7月はずっと雨だったし、8月は暑いだろうからと仕事は減らした上に、年初からの肩の不調を治すべくヴァイオリンのレッスンも夏休みにしたのに、梅雨がやっと終わったら猛暑でまったく出かける気にならず、このままだとボーっと夏が終わりそうだったから、ちょっとはイベントらしいことができてよかった。

7月鬱陶しかったのは、選挙があったこともひとつの理由だ。
日ごろ情報収集のために見ているSNS上が妙に騒がしくなり、批判のための批判、脊髄反射で誰彼構わず、根拠なく揶揄したり中傷する投稿が増えて、見ているだけで気分が悪くなった。

選挙ではALS患者の船後靖彦氏が当選し、それに対して、家族がALSを自称(のちに詐称とわかる)する人物を含め様々な人が「ALS患者に議員が務まるわけがない、山本太郎は利用してるだけ」などといった投稿をし、拡散し、これもまた不愉快だった。

ALSという病気は本当に不思議な病気で、100人居たら100通りの病気の進み方があり、ひとくくりには到底できないから、その人がどの時点で何ができるか、できないことをどう補完するかは直接その人に会っていなければわからないし、会っていない人たちが会っている山本氏を批判するのはよろしくない。また、「能力」の部分ではなく「機能」においてできないことは、できるように工夫して補うのが社会の向かうべき方向であって、切り捨てるのは間違いだ。

ついでに言えば、船後氏のように気管切開をして人工呼吸器をつければ社会で仕事ができるのに、地域格差や制度の不備によってそれがかなわない現状をなんとかしたい、というのが彼らが議会を目指した理由で、それは結構なことだ。

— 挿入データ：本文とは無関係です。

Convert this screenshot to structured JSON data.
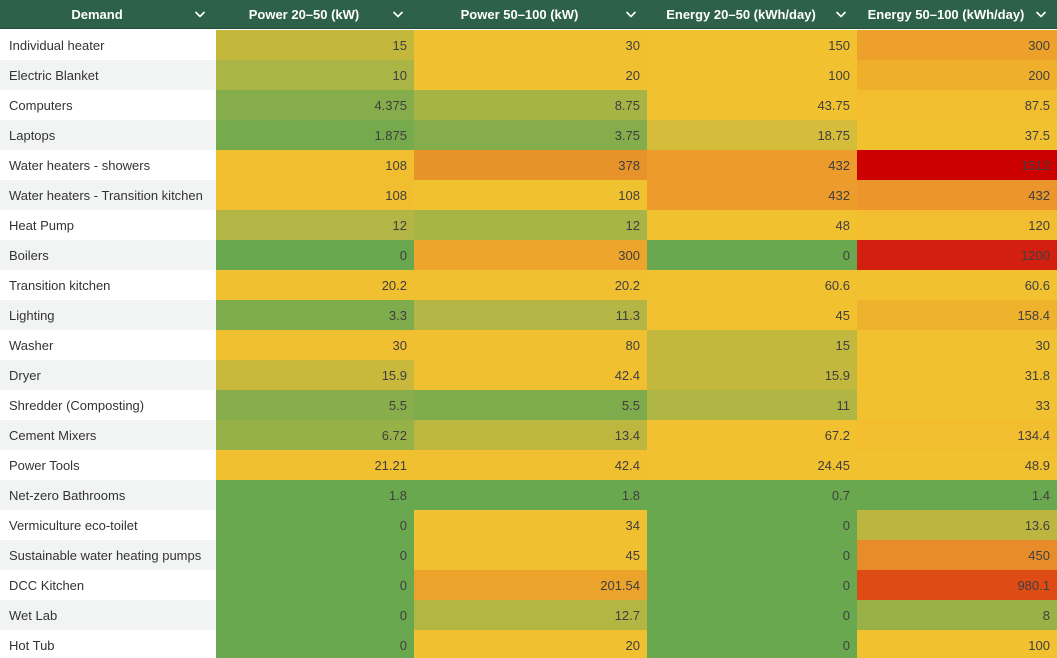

ただALS患者の中では3割の気切・呼吸器を選択した人たちが、あたかも残りの7割の人たち誰もが「家族の負担になっては申し訳ないから」という理由だけで呼吸器をつけない選択をしたかのように言ったり、ことさらに「呼吸器をつけてみんながんばりましょう」といったニュアンスの発言を繰り返すのもあまりいい気分ではない。ひとりひとり本当に違う状況の中で、ひとりひとりそれぞれの価値観があるのだから、簡単にくくって欲しくない。

他にもいろいろ思うことはあったけれど、夫が亡くなって1年半を過ぎても、それまでの6年間、世の中がずっと先に行ってしまった一方自分はへたりこんだまま、まだ一歩も踏み出せずにみんなの背中がどんどん遠くなる感は相変わらずで、思いを「発信」などする気力もなく、暑い暑いと言って日々をやり過ごしている。

今年の8月は、メディアもここ数年よりは多くの時間とスペースを割いてかの戦争に関わる番組や記事を組んでいるようなので、できるだけそれらを見るようにしている。戦争経験者から直接話を聞くなど、私の世代にとっては当たり前だったけど、いまやいい大人でもこの国が焦土となったさまを「想像できない」と言って憚らない時代になったことに急に気づき、ちょっと慌てている。今は先に行ってしまった世の中のに追いつく気力はわかないけれど、過去を振り返ることは難しくないので、せいぜい見聞き読めることには関心を向けることにしよう。


ピカチュウの大行進でちょっと夏休み気分を味わった後は、先に輸入が始まったパタゴニア産アルゼンチン・ビーフを出すと聞いた野毛のビストロへ。雰囲気もお味もよく、また来たい店だ。